使用人達の目に魂の光は宿っていなかった。

 つい数時間前まで慌ただしく屋敷中を駆け巡って、それぞれの仕事をこなしていたのが今では嘘のようだ。

 僕は使用人達に近付く為、震える足を懸命に前に持って行く。……怖くて怖くて、たまらないけど、真実を知りたい……。

 この人達の、生死を……確認しなくちゃ。

 まだ息がある人がいるかもしれない。

 僕は逃げたい衝動を抑え、ゆっくりと使用人達に近づいて行った。




 "本当に現実に起きた事なのだろうか??"

 ふと、そんな思いがよぎる。

 僕は悪い夢を見ているだけで、これは僕の空想にしか過ぎなくて。

 目を開けたら、窓から暖かい太陽の日差しが部屋いっぱいに注がれていて。

 廊下に出たら使用人達がいつも通りの挨拶を交わしてくれる。

 そしてお父様にその悪夢の話をして笑われて。

 ……大丈夫だよって、僕を落ち着かせてくれる。



(そうなんだ、これは……悪い夢なんだ。
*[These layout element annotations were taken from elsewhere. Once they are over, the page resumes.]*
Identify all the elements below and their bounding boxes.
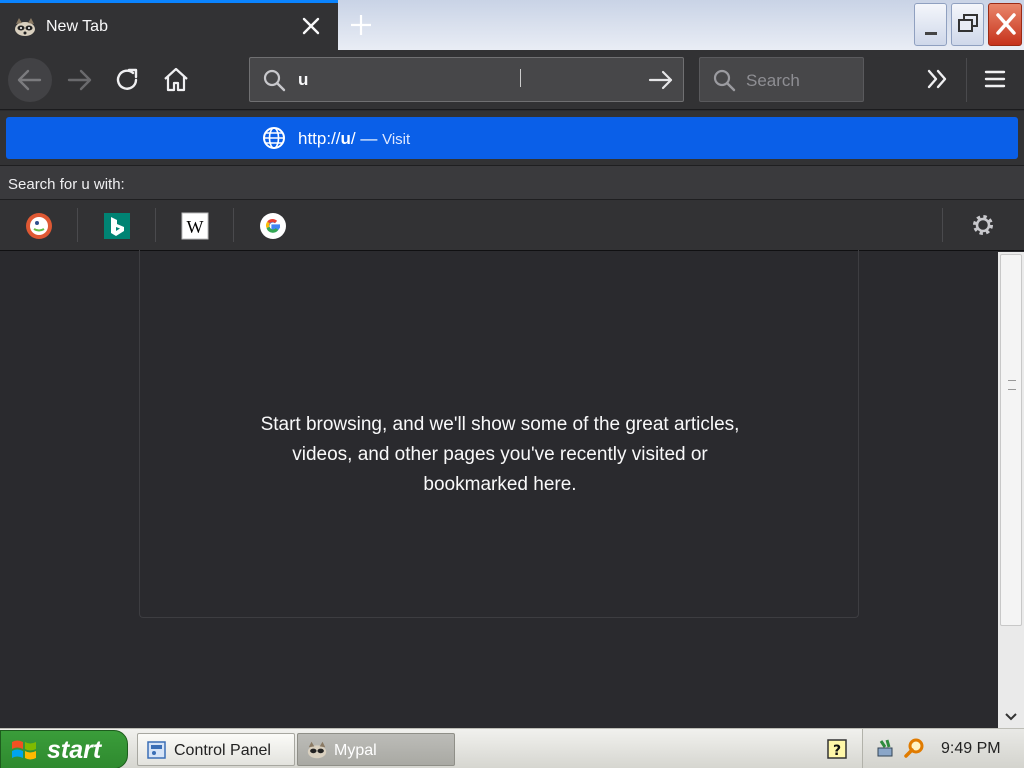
new-tab-plus-icon[interactable] [346, 12, 376, 38]
tab-new-tab[interactable]: New Tab [0, 0, 338, 50]
visit-suggestion-row[interactable]: http://u/ — Visit [6, 117, 1018, 159]
url-input[interactable]: u [298, 70, 308, 90]
clock: 9:49 PM [941, 740, 1001, 757]
navigation-toolbar: u Search [0, 50, 1024, 110]
tab-close-icon[interactable] [300, 15, 322, 37]
tab-strip: New Tab [0, 0, 1024, 50]
engine-separator [77, 208, 78, 242]
back-button[interactable] [8, 58, 52, 102]
url-match: u [340, 129, 351, 148]
scrollbar-thumb[interactable] [1000, 254, 1022, 626]
taskbar-item-control-panel[interactable]: Control Panel [137, 733, 295, 766]
restore-button[interactable] [951, 3, 984, 46]
search-icon [263, 69, 286, 92]
reload-icon [116, 68, 138, 90]
engine-separator [233, 208, 234, 242]
tab-title: New Tab [46, 18, 108, 35]
svg-text:?: ? [833, 743, 841, 759]
window-close-button[interactable] [988, 3, 1022, 46]
help-question-icon[interactable]: ? [826, 738, 848, 760]
go-arrow-icon[interactable] [648, 68, 674, 92]
window-close-icon [996, 13, 1016, 35]
back-arrow-icon [17, 69, 42, 91]
new-tab-page: Start browsing, and we'll show some of t… [0, 250, 998, 728]
minimize-button[interactable] [914, 3, 947, 46]
search-magnifier-icon[interactable] [903, 737, 925, 759]
start-button[interactable]: start [0, 730, 128, 768]
search-icon [713, 69, 736, 92]
one-off-search-engines: W [0, 200, 1024, 250]
search-placeholder: Search [746, 71, 800, 90]
empty-highlights-message: Start browsing, and we'll show some of t… [260, 414, 740, 495]
scrollbar-grip [1008, 380, 1016, 390]
home-icon [164, 67, 188, 92]
taskbar-item-label: Control Panel [174, 742, 271, 759]
url-bar[interactable]: u [249, 57, 684, 102]
duckduckgo-icon[interactable] [25, 212, 53, 240]
start-label: start [47, 736, 102, 764]
search-for-header: Search for u with: [0, 165, 1024, 200]
screen: New Tab u Search http://u/ — Visit Searc… [0, 0, 1024, 768]
mypal-raccoon-icon [15, 18, 35, 36]
search-settings-gear-icon[interactable] [970, 212, 996, 238]
url-autocomplete-popup: http://u/ — Visit Search for u with: W [0, 111, 1024, 251]
search-for-label: Search for u with: [8, 176, 125, 193]
suggestion-url: http://u/ — Visit [298, 129, 410, 149]
windows-flag-icon [12, 740, 36, 760]
url-dash: — [355, 129, 383, 148]
engine-separator [155, 208, 156, 242]
wikipedia-icon[interactable]: W [181, 212, 209, 240]
taskbar-item-label: Mypal [334, 742, 377, 759]
bing-icon[interactable] [103, 212, 131, 240]
vertical-scrollbar[interactable] [998, 252, 1024, 728]
engine-separator [942, 208, 943, 242]
scroll-down-arrow-icon[interactable] [1000, 706, 1022, 726]
restore-icon [958, 14, 978, 32]
google-icon[interactable] [259, 212, 287, 240]
url-prefix: http:// [298, 129, 341, 148]
globe-icon [263, 127, 285, 149]
taskbar-item-mypal[interactable]: Mypal [297, 733, 455, 766]
forward-button[interactable] [58, 58, 102, 102]
text-cursor [520, 69, 524, 87]
reload-button[interactable] [106, 58, 150, 102]
windows-taskbar: start Control Panel Mypal ? 9:49 PM [0, 728, 1024, 768]
toolbar-separator [966, 58, 967, 102]
control-panel-icon [147, 741, 166, 759]
hamburger-menu-icon[interactable] [980, 64, 1010, 94]
mypal-raccoon-icon [307, 741, 327, 759]
svg-text:W: W [187, 217, 204, 237]
network-icon[interactable] [875, 737, 897, 759]
overflow-chevron-icon[interactable] [924, 64, 952, 94]
visit-action-label: Visit [382, 131, 411, 148]
home-button[interactable] [154, 58, 198, 102]
system-tray: 9:49 PM [862, 729, 1024, 768]
minimize-icon [925, 32, 937, 35]
search-bar[interactable]: Search [699, 57, 864, 102]
forward-arrow-icon [67, 69, 92, 91]
highlights-panel: Start browsing, and we'll show some of t… [139, 250, 859, 618]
目を瞑って1、2、3……って数えれば、僕はこの悪夢から解放されるんだ)

 僕は自分自身にそう強く言い聞かせると、目を瞑った。

(……1……2……3……)

 しかし、目を瞑っても無駄だった。

 そっと目を開いた僕の目に映ったのは、さっきと1つも変わらない光景____________。